Bergmann-Michel’s early aesthetic drew from Dada, Futurism, Constructivism, and abstraction. Art historian Thierry Dufrêne described her oeuvre as a kind of “cosmogenesis, in which precarious equilibriums are born,” adding that her drawings evoke “an element of Bosch- or Escher-like fantasy” and “the art brut of Adolf Wölfli.” Indeed, her work exudes an intense and oblique quality despite featuring legible geometric shapes. Bergmann-Michel studied music before becoming a visual artist, and one detects a lyrical dexterity with composition and arrangement underpinning the dynamism of these forms. Untitled (Composition with Fish, Birds and Pitchers), 1921, portrays an especially intricate, topsy-turvy apparatus: transparent vessels circuitously tipping over liquids into other vessels, some with fish cascading out—the feverish ensemble looking as if plucked from a mad scientist’s laboratory.

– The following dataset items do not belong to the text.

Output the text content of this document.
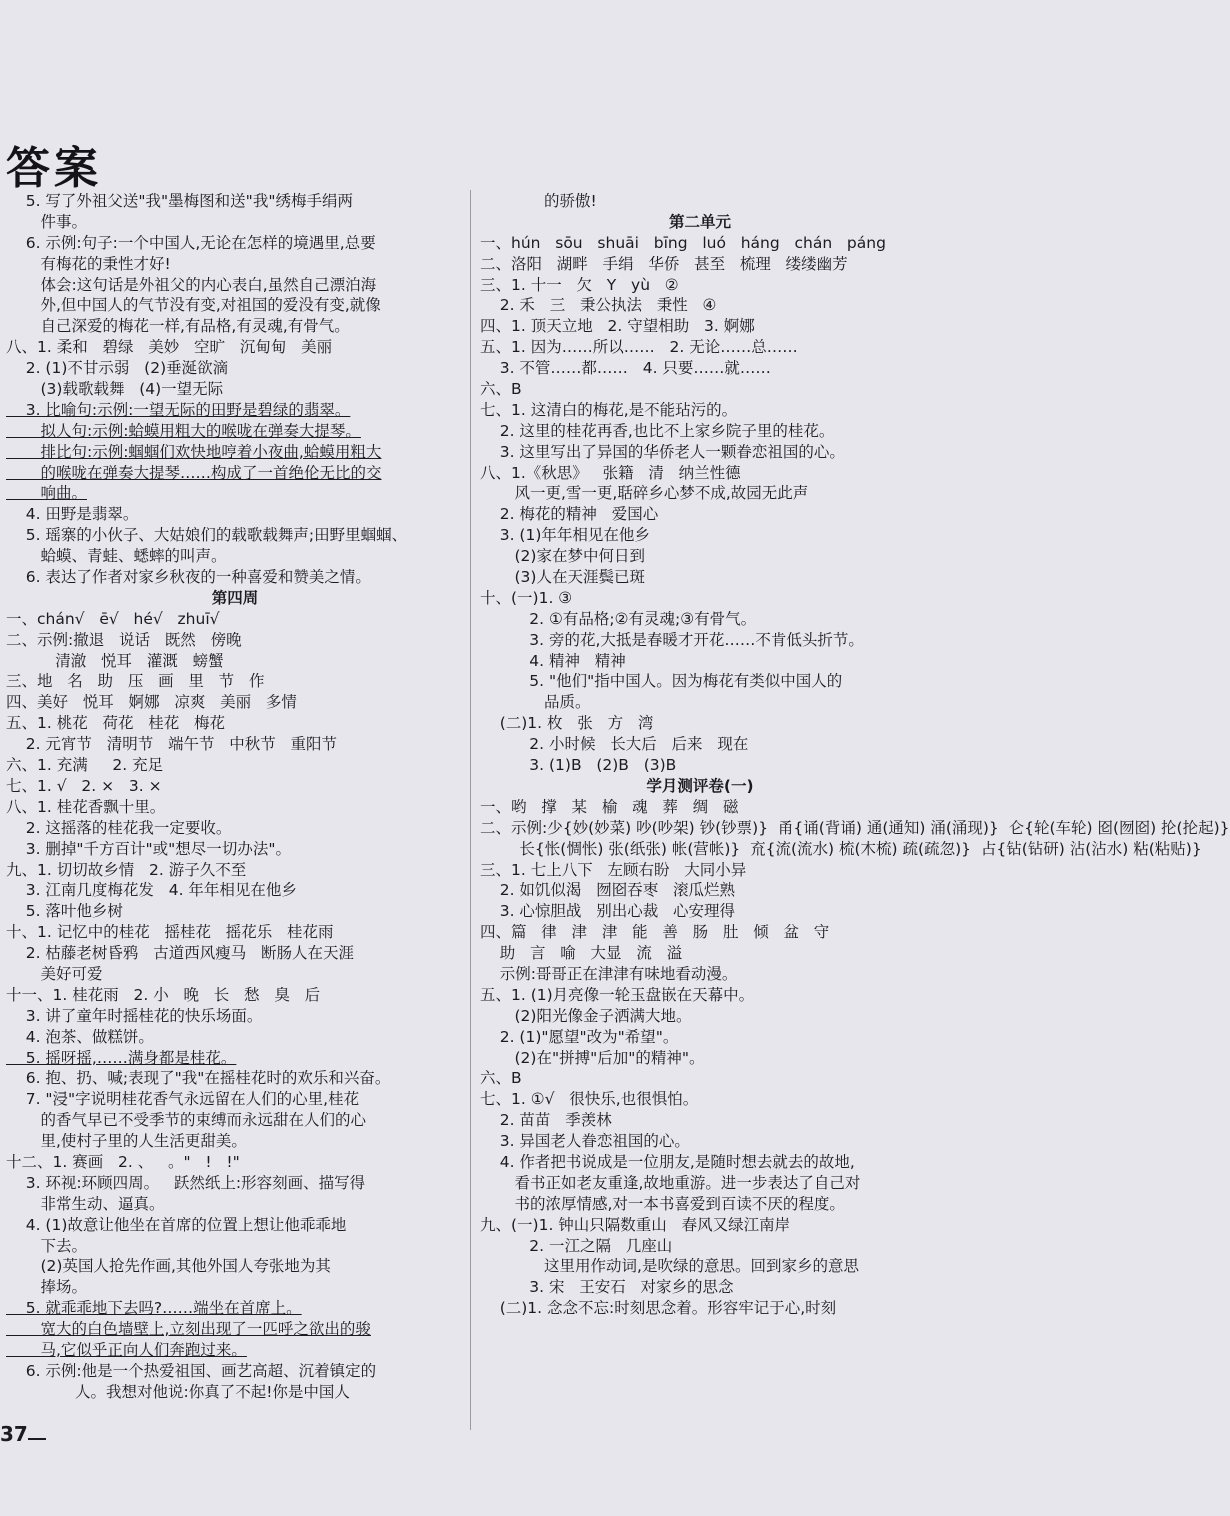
答案
5. 写了外祖父送"我"墨梅图和送"我"绣梅手绢两
件事。
6. 示例:句子:一个中国人,无论在怎样的境遇里,总要
有梅花的秉性才好!
体会:这句话是外祖父的内心表白,虽然自己漂泊海
外,但中国人的气节没有变,对祖国的爱没有变,就像
自己深爱的梅花一样,有品格,有灵魂,有骨气。
八、1. 柔和   碧绿   美妙   空旷   沉甸甸   美丽
2. (1)不甘示弱   (2)垂涎欲滴
(3)载歌载舞   (4)一望无际
3. 比喻句:示例:一望无际的田野是碧绿的翡翠。
拟人句:示例:蛤蟆用粗大的喉咙在弹奏大提琴。
排比句:示例:蝈蝈们欢快地哼着小夜曲,蛤蟆用粗大
的喉咙在弹奏大提琴……构成了一首绝伦无比的交
响曲。
4. 田野是翡翠。
5. 瑶寨的小伙子、大姑娘们的载歌载舞声;田野里蝈蝈、
蛤蟆、青蛙、蟋蟀的叫声。
6. 表达了作者对家乡秋夜的一种喜爱和赞美之情。
第四周
一、chán√   ē√   hé√   zhuī√
二、示例:撤退   说话   既然   傍晚
清澈   悦耳   灌溉   螃蟹
三、地   名   助   压   画   里   节   作
四、美好   悦耳   婀娜   凉爽   美丽   多情
五、1. 桃花   荷花   桂花   梅花
2. 元宵节   清明节   端午节   中秋节   重阳节
六、1. 充满     2. 充足
七、1. √   2. ×   3. ×
八、1. 桂花香飘十里。
2. 这摇落的桂花我一定要收。
3. 删掉"千方百计"或"想尽一切办法"。
九、1. 切切故乡情   2. 游子久不至
3. 江南几度梅花发   4. 年年相见在他乡
5. 落叶他乡树
十、1. 记忆中的桂花   摇桂花   摇花乐   桂花雨
2. 枯藤老树昏鸦   古道西风瘦马   断肠人在天涯
美好可爱
十一、1. 桂花雨   2. 小   晚   长   愁   臭   后
3. 讲了童年时摇桂花的快乐场面。
4. 泡茶、做糕饼。
5. 摇呀摇,……满身都是桂花。
6. 抱、扔、喊;表现了"我"在摇桂花时的欢乐和兴奋。
7. "浸"字说明桂花香气永远留在人们的心里,桂花
的香气早已不受季节的束缚而永远甜在人们的心
里,使村子里的人生活更甜美。
十二、1. 赛画   2. 、   。"   !   !"
3. 环视:环顾四周。   跃然纸上:形容刻画、描写得
非常生动、逼真。
4. (1)故意让他坐在首席的位置上想让他乖乖地
下去。
(2)英国人抢先作画,其他外国人夸张地为其
捧场。
5. 就乖乖地下去吗?……端坐在首席上。
宽大的白色墙壁上,立刻出现了一匹呼之欲出的骏
马,它似乎正向人们奔跑过来。
6. 示例:他是一个热爱祖国、画艺高超、沉着镇定的
人。我想对他说:你真了不起!你是中国人
的骄傲!
第二单元
一、hún   sōu   shuāi   bīng   luó   háng   chán   páng
二、洛阳   湖畔   手绢   华侨   甚至   梳理   缕缕幽芳
三、1. 十一   欠   Y   yù   ②
2. 禾   三   秉公执法   秉性   ④
四、1. 顶天立地   2. 守望相助   3. 婀娜
五、1. 因为……所以……   2. 无论……总……
3. 不管……都……   4. 只要……就……
六、B
七、1. 这清白的梅花,是不能玷污的。
2. 这里的桂花再香,也比不上家乡院子里的桂花。
3. 这里写出了异国的华侨老人一颗眷恋祖国的心。
八、1.《秋思》   张籍   清   纳兰性德
风一更,雪一更,聒碎乡心梦不成,故园无此声
2. 梅花的精神   爱国心
3. (1)年年相见在他乡
(2)家在梦中何日到
(3)人在天涯鬓已斑
十、(一)1. ③
2. ①有品格;②有灵魂;③有骨气。
3. 旁的花,大抵是春暖才开花……不肯低头折节。
4. 精神   精神
5. "他们"指中国人。因为梅花有类似中国人的
品质。
(二)1. 枚   张   方   湾
2. 小时候   长大后   后来   现在
3. (1)B   (2)B   (3)B
学月测评卷(一)
一、哟   撑   某   榆   魂   葬   绸   磁
二、示例:少{妙(妙菜) 吵(吵架) 钞(钞票)}  甬{诵(背诵) 通(通知) 涌(涌现)}  仑{轮(车轮) 囵(囫囵) 抡(抡起)}
长{怅(惆怅) 张(纸张) 帐(营帐)}  㐬{流(流水) 梳(木梳) 疏(疏忽)}  占{钻(钻研) 沾(沾水) 粘(粘贴)}
三、1. 七上八下   左顾右盼   大同小异
2. 如饥似渴   囫囵吞枣   滚瓜烂熟
3. 心惊胆战   别出心裁   心安理得
四、篇   律   津   津   能   善   肠   肚   倾   盆   守
助   言   喻   大显   流   溢
示例:哥哥正在津津有味地看动漫。
五、1. (1)月亮像一轮玉盘嵌在天幕中。
(2)阳光像金子洒满大地。
2. (1)"愿望"改为"希望"。
(2)在"拼搏"后加"的精神"。
六、B
七、1. ①√   很快乐,也很惧怕。
2. 苗苗   季羡林
3. 异国老人眷恋祖国的心。
4. 作者把书说成是一位朋友,是随时想去就去的故地,
看书正如老友重逢,故地重游。进一步表达了自己对
书的浓厚情感,对一本书喜爱到百读不厌的程度。
九、(一)1. 钟山只隔数重山   春风又绿江南岸
2. 一江之隔   几座山
这里用作动词,是吹绿的意思。回到家乡的意思
3. 宋   王安石   对家乡的思念
(二)1. 念念不忘:时刻思念着。形容牢记于心,时刻
37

Such playful works flanked starker collages in which Bergmann-Michel integrated spectral color scales cut out of physics books. In these, the scientific understanding of light mingles with its aesthetic power. Several untitled works from 1925—variously articulated as collage or in watercolor, pen, or graphite pencil on wove paper—nestle the rainbow spectrum within black rectangular forms resembling latter-day music-visualizer software. Her fascination with the optical foreshadowed her later forays into photography and film (begun in 1927 and 1931, respectively), notably influenced by Dziga Vertov’s avant-garde technical experimentation.

Much of Bergmann-Michel’s work was confiscated or destroyed during World War II, and she largely stopped creating, beginning again only in the mid-1950s. Although she has been excluded from the art-historical canon, Bergmann-Michel slips easily back into it. The vitality of her work shows her to be a precursor to later kinetic artists, such as Jean Tinguely. Her oeuvre depicts scrupulously mechanistic systems that appear sturdy and logical—but are in fact optical illusions, elaborate circuits that serve no real purpose. These invoke the chilling period of history she lived through: one in which the appearance of rationality and order was a mirage, masking a sinister yet senseless tempest.